How and why I built a Machine Learning model to predict table tennis matches results
I am a Knowledge Skilled who loves constructing information merchandise to unravel issues. I am at the moment working along with professionals from varied backgrounds to supply new analytical insights in business. I would love to mix my ardour for open information to proceed contributing to vary folks lives in a greater and analytical world.
The issue I wished to unravel
A buyer reached me out to assist him constructing a worthwhile machine studying mannequin to foretell tennis desk matches outcomes primarily based on the historic information. After beginning the mission I’ve observed that the problem was larger than anticipated as a result of the information supplied, which was collected earlier than utilizing internet scraping, was not dependable sufficient to coach a very good mannequin.
What’s Machine Studying mannequin to foretell sports activities outcomes?
Provided that I instructed to separate the mission into three essential sprints:
- Gather the information once more, however this time utilizing a dependable API.
- Do once more all the information transformation and cleansing.
- Deploy a dependable prescriptive mannequin and automize it.
To begin with I’ve chosen Python because the language for the mission since python gives many libraries and documentations to help with any challengs throughout this milestone.
I’ve developed the mission utilizing Google Colab due the power to share and clarify every step to my clients given transparency for him.
The primary libraries used had been:
For information visualization:
The method of constructing Machine Studying mannequin to foretell sports activities outcomes
For the information assortment course of I’ve used the requests library, known as the information wanted primarily based on the Id of the leagues that my buyer wished to work with. These API calls returned, as anticipated, json format information that I simply transformed to a tabular format utilizing Pandas.

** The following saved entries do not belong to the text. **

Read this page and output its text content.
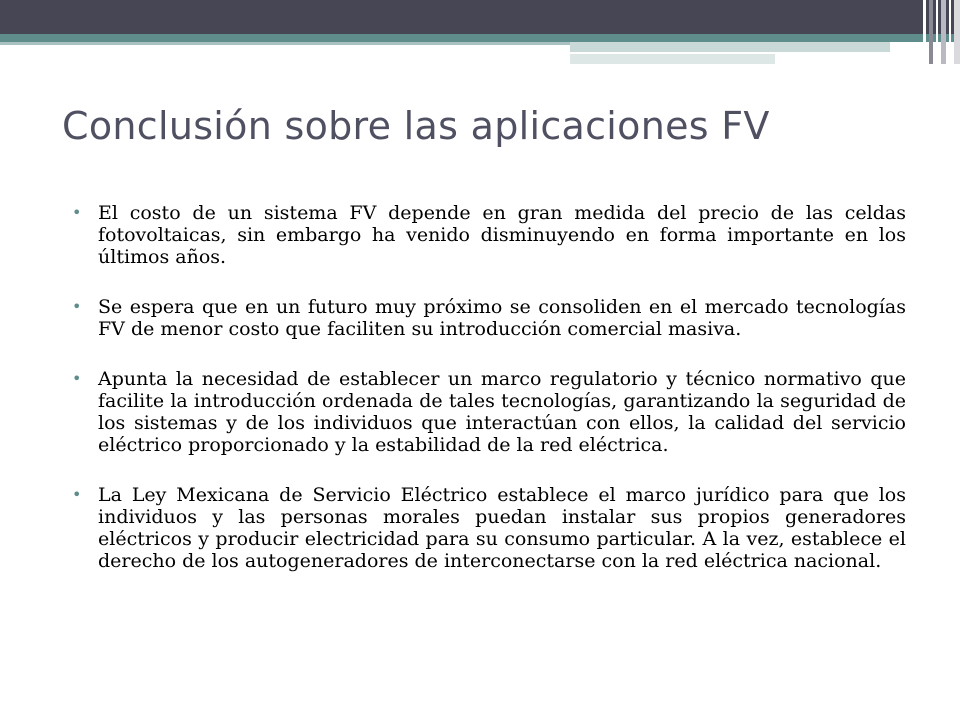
Conclusión sobre las aplicaciones FV
• El costo de un sistema FV depende en gran medida del precio de las celdas fotovoltaicas, sin embargo ha venido disminuyendo en forma importante en los últimos años.
• Se espera que en un futuro muy próximo se consoliden en el mercado tecnologías FV de menor costo que faciliten su introducción comercial masiva.
• Apunta la necesidad de establecer un marco regulatorio y técnico normativo que facilite la introducción ordenada de tales tecnologías, garantizando la seguridad de los sistemas y de los individuos que interactúan con ellos, la calidad del servicio eléctrico proporcionado y la estabilidad de la red eléctrica.
• La Ley Mexicana de Servicio Eléctrico establece el marco jurídico para que los individuos y las personas morales puedan instalar sus propios generadores eléctricos y producir electricidad para su consumo particular. A la vez, establece el derecho de los autogeneradores de interconectarse con la red eléctrica nacional.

Ultimately of the information assortment I assure over 200 thousand of excellent high quality information to develop our predictive mannequin for tennis desk matches outcomes.
The issue was solved primarily based on a binary classification machine studying mannequin since every recreation ought to has solely two potentialities for every participant: Win ou Loss.
Challenges I confronted
The primary challenges confronted on this downside was the actual fact of not have a very good high quality information within the begining and it taken some days from me earlier than notice that. One other good problem that I’ve confronted was that I couldn’t consider the mannequin usually as a classification downside utilizing essential metrics resembling accuraccy, ROI curve, precision and recall.

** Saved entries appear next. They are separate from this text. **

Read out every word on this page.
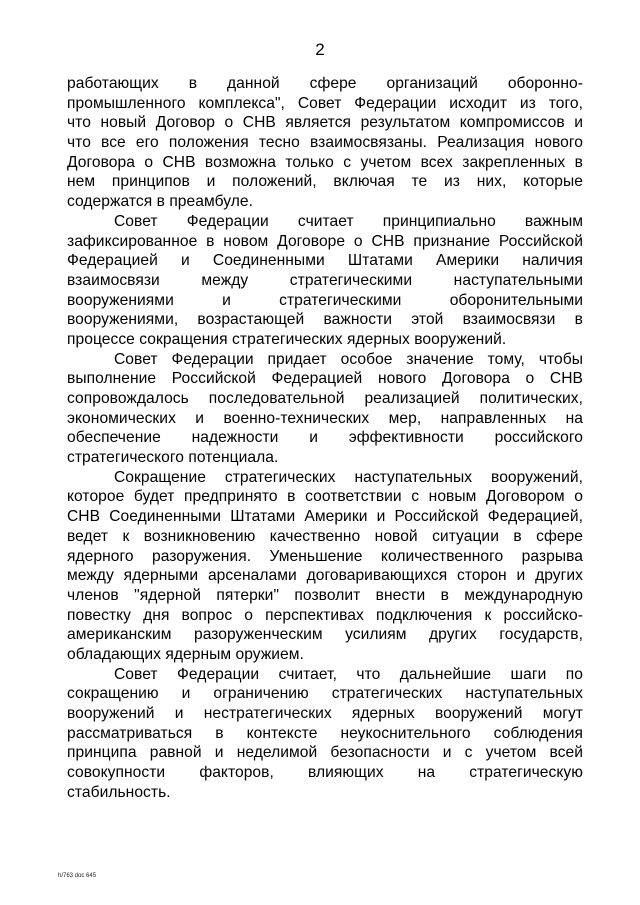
2
работающих в данной сфере организаций оборонно-
промышленного комплекса", Совет Федерации исходит из того,
что новый Договор о СНВ является результатом компромиссов и
что все его положения тесно взаимосвязаны. Реализация нового
Договора о СНВ возможна только с учетом всех закрепленных в
нем принципов и положений, включая те из них, которые
содержатся в преамбуле.
Совет Федерации считает принципиально важным
зафиксированное в новом Договоре о СНВ признание Российской
Федерацией и Соединенными Штатами Америки наличия
взаимосвязи между стратегическими наступательными
вооружениями и стратегическими оборонительными
вооружениями, возрастающей важности этой взаимосвязи в
процессе сокращения стратегических ядерных вооружений.
Совет Федерации придает особое значение тому, чтобы
выполнение Российской Федерацией нового Договора о СНВ
сопровождалось последовательной реализацией политических,
экономических и военно-технических мер, направленных на
обеспечение надежности и эффективности российского
стратегического потенциала.
Сокращение стратегических наступательных вооружений,
которое будет предпринято в соответствии с новым Договором о
СНВ Соединенными Штатами Америки и Российской Федерацией,
ведет к возникновению качественно новой ситуации в сфере
ядерного разоружения. Уменьшение количественного разрыва
между ядерными арсеналами договаривающихся сторон и других
членов "ядерной пятерки" позволит внести в международную
повестку дня вопрос о перспективах подключения к российско-
американским разоруженческим усилиям других государств,
обладающих ядерным оружием.
Совет Федерации считает, что дальнейшие шаги по
сокращению и ограничению стратегических наступательных
вооружений и нестратегических ядерных вооружений могут
рассматриваться в контексте неукоснительного соблюдения
принципа равной и неделимой безопасности и с учетом всей
совокупности факторов, влияющих на стратегическую
стабильность.
h/763 doc 645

The primary metric which indicated the success of the mannequin was RoI (Return of Investiment) in a long run primarily based.
Nevertheless it helped me to grasp some mission can’t be solved utilizing recognized and most used metrics in lots of machine studying issues.
Ideas and recommendation
This mission additionally helped me to know all of the steps of a knowledge science mission since information assortment to mannequin deployment and help to our clients. That is so essential for any information skilled who needs to have a very good perspective a few information science mission. It’s best to contemplate fixing a related downside simply not taking care about constructing mannequin, but in addition engaged on the information assortment, absolutely imersion into the issue and buyer must deal with and remodel the information with the intention to have good outcomes to current.
Ultimate ideas and subsequent steps
Now I’m exploring the Picture Classification world coursing the Deep Studying Specialization by Andrew Ng from Coursera which a extremely suggest it and count on to make use of these new abilities to supply options in deep studying issues to my clients.